La agencia Europa Press daba la siguiente noticia: Dos jóvenes se han encontrado la vivienda que acababan de comprar en la localidad de Castelldefels (Barcelona) ocupada por un grupo de personas con antecedentes penales al regreso de sus vacaciones.
El pasado mes de junio la pareja firmó un contrato de arras sobre esta casa de Castelldefels. En septiembre se convirtieron en propietarios tras firmar ante notario la escritura de la misma, y a los pocos días partieron hacia Argentina para visitar a la familia de ella.
“La pesadilla de esta pareja barcelonesa, que por miedo no quieren revelar su identidad, empezó el pasado sábado cuando una amiga que vivía por la zona les llamó para comunicarles que había gente en la propiedad que acababan de comprar”, informó ayer La Vanguardia. En un principio, la amiga de la pareja pensó que se trataba de operarios que realizaban trabajos de acondicionamiento en la vivienda, pero con su llamada les puso sobre aviso. La pareja, tras confirmar lo que la amiga acababa de decirles, acudió a una comisaría de los “Mossos d’esquadra” a realizar la denuncia.

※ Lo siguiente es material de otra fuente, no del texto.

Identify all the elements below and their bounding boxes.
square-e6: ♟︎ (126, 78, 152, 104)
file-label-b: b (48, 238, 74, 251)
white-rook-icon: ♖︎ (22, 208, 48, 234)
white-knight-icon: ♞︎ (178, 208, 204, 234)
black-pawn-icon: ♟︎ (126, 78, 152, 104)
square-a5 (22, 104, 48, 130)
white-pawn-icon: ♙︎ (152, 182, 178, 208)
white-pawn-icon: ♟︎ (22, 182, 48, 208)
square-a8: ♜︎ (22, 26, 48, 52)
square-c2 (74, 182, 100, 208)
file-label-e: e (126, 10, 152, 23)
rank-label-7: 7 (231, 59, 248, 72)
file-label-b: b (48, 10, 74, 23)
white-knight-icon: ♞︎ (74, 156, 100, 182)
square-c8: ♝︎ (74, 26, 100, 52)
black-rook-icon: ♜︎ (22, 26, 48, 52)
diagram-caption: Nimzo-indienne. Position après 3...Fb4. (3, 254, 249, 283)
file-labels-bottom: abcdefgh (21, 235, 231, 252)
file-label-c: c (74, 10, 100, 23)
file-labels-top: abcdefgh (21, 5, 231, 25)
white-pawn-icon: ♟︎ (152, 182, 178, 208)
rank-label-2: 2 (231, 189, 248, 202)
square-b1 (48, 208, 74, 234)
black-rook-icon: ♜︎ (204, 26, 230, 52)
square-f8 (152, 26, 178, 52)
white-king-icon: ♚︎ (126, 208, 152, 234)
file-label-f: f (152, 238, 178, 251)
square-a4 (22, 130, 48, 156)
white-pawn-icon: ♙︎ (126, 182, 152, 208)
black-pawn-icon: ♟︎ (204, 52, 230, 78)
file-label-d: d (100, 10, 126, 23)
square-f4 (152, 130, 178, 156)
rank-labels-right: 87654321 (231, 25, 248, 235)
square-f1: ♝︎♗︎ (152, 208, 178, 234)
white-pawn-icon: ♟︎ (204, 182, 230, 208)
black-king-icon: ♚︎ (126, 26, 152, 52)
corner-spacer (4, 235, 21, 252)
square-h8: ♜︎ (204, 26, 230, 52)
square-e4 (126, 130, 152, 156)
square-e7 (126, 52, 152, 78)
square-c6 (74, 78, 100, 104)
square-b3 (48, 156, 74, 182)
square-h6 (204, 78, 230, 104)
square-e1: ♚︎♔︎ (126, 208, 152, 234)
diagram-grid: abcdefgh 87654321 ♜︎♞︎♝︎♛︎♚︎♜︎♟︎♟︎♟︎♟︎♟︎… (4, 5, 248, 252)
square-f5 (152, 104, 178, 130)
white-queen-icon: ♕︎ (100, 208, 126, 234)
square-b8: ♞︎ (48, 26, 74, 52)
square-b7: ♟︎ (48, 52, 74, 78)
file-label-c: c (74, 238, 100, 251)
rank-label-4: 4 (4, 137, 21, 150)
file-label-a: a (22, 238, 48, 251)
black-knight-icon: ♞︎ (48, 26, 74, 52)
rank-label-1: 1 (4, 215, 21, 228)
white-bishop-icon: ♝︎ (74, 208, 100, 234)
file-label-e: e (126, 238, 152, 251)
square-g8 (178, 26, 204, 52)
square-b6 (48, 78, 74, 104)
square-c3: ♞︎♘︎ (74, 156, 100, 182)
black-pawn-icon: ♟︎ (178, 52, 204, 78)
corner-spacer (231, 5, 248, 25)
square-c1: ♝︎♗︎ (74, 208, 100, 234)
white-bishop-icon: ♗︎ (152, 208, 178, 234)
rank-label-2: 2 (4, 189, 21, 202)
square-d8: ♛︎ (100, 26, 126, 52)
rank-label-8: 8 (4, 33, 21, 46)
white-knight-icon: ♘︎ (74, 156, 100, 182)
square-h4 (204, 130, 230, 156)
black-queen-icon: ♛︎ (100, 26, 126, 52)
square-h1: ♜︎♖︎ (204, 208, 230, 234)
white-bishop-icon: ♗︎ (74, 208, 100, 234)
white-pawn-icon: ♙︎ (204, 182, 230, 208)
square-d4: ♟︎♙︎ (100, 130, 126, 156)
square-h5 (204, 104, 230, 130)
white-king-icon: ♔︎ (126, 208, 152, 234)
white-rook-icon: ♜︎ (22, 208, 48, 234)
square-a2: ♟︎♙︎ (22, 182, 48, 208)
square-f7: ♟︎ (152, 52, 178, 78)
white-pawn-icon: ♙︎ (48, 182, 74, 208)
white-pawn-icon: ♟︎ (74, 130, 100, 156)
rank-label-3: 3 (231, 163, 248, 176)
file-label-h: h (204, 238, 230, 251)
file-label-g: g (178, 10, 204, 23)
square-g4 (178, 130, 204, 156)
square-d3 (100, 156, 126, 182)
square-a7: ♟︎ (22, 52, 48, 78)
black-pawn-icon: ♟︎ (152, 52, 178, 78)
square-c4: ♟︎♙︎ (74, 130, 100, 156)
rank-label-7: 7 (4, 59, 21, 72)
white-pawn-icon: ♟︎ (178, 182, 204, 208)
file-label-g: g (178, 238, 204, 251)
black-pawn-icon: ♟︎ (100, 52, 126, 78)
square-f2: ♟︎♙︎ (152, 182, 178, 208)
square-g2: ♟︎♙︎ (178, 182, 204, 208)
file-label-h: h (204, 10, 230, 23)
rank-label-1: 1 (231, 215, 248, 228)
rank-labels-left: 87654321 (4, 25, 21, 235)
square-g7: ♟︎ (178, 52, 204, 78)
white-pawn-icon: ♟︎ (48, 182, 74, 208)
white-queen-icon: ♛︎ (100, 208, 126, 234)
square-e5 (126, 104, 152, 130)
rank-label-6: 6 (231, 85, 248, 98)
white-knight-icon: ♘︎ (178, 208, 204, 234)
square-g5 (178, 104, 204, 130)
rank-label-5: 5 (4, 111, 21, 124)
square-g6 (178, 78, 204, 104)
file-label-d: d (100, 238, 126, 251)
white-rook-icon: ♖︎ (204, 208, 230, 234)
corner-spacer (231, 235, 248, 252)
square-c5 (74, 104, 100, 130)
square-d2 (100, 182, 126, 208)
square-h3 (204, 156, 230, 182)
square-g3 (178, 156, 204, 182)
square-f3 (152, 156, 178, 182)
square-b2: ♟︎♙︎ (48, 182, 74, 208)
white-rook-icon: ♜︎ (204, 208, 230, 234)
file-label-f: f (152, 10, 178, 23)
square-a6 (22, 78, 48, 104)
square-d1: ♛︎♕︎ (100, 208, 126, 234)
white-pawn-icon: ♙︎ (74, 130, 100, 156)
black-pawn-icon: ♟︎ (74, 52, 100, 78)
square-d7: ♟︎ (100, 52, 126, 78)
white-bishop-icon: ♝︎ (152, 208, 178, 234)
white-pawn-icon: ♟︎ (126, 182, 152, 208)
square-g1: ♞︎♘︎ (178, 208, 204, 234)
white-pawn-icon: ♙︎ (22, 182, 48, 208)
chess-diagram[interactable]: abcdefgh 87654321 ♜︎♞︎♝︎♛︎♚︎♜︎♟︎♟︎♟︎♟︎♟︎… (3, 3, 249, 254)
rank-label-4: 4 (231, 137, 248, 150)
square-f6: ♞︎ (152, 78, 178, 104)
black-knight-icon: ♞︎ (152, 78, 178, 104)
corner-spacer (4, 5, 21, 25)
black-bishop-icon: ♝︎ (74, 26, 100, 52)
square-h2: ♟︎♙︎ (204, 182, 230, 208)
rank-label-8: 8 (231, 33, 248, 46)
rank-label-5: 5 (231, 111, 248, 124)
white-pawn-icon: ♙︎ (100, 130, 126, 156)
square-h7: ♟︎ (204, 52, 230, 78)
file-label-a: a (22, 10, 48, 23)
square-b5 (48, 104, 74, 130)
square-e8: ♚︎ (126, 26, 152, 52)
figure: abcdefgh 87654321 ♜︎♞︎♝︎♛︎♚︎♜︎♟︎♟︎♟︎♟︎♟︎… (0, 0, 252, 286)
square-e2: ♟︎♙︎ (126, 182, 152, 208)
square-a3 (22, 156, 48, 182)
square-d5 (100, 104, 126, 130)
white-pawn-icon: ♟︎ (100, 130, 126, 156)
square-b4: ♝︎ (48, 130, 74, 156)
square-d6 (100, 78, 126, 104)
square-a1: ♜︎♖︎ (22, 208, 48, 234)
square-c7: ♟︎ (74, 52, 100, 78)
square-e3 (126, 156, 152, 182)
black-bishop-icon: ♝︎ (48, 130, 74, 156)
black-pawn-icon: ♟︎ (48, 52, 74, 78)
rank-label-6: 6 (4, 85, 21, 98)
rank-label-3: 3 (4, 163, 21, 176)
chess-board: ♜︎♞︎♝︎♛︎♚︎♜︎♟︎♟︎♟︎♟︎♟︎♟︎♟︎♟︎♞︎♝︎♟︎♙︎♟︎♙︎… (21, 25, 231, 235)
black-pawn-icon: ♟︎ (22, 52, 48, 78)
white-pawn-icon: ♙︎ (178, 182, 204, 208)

La policía local de Castelldefels ha informado recientemente a la pareja de la más que probable marcha de los “okupas” debido en parte a los problemas con los vecinos (según ha comentado la propia afectada, los ocupas habían sido denunciados por los vecinos ya que al parecer se estaban peleando con navajas y acabaron estampando una furgoneta contra los muros de la casa) y al interés mediático que se ha suscitado.

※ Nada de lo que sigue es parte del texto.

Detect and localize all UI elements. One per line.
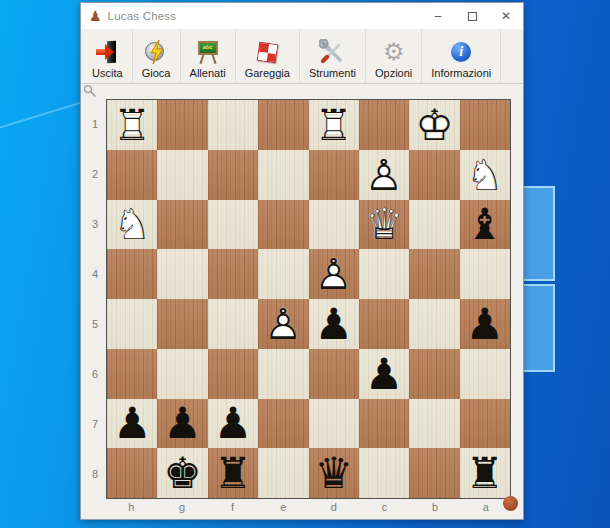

Según las últimas noticias parece confirmarse que efectivamente los “okupas” han desalojado la casa, pero la ley nos ha sorprendido a todos con otra de sus perlas: la pareja no puede entrar en su casa ya que eso supondría la re ocupación de la vivienda que, si bien es de su propiedad, está siendo usada por otras personas (como queda de manifiesto en la denuncia realizada ante los Mossos d’esquadra y que derivará en proceso judicial). Según las autoridades, la joven pareja deberá esperar a que el proceso siga su curso antes de poder entrar en su casa, por lo que podría darse el caso de que dejase de serlo (me refiero a lo de joven pareja) cuando “su señoría” dicte sentencia. La triste conclusión que se deduce de esto es que si alguien ocupase tu piso o casa tienes tres posibilidades:
1. Denunciarlo y esperar unos meses o años para poder volver a tu casa.
2. Resignarte a los hechos y convertirte tú en “okupa” (sabedor de que la ley está de tu parte).
3. Tomarte la justicia por tu mano ante la situación de indefensión manifiesta en la que te verás, que es a lo que la ley y la burocracia parecen invitarnos.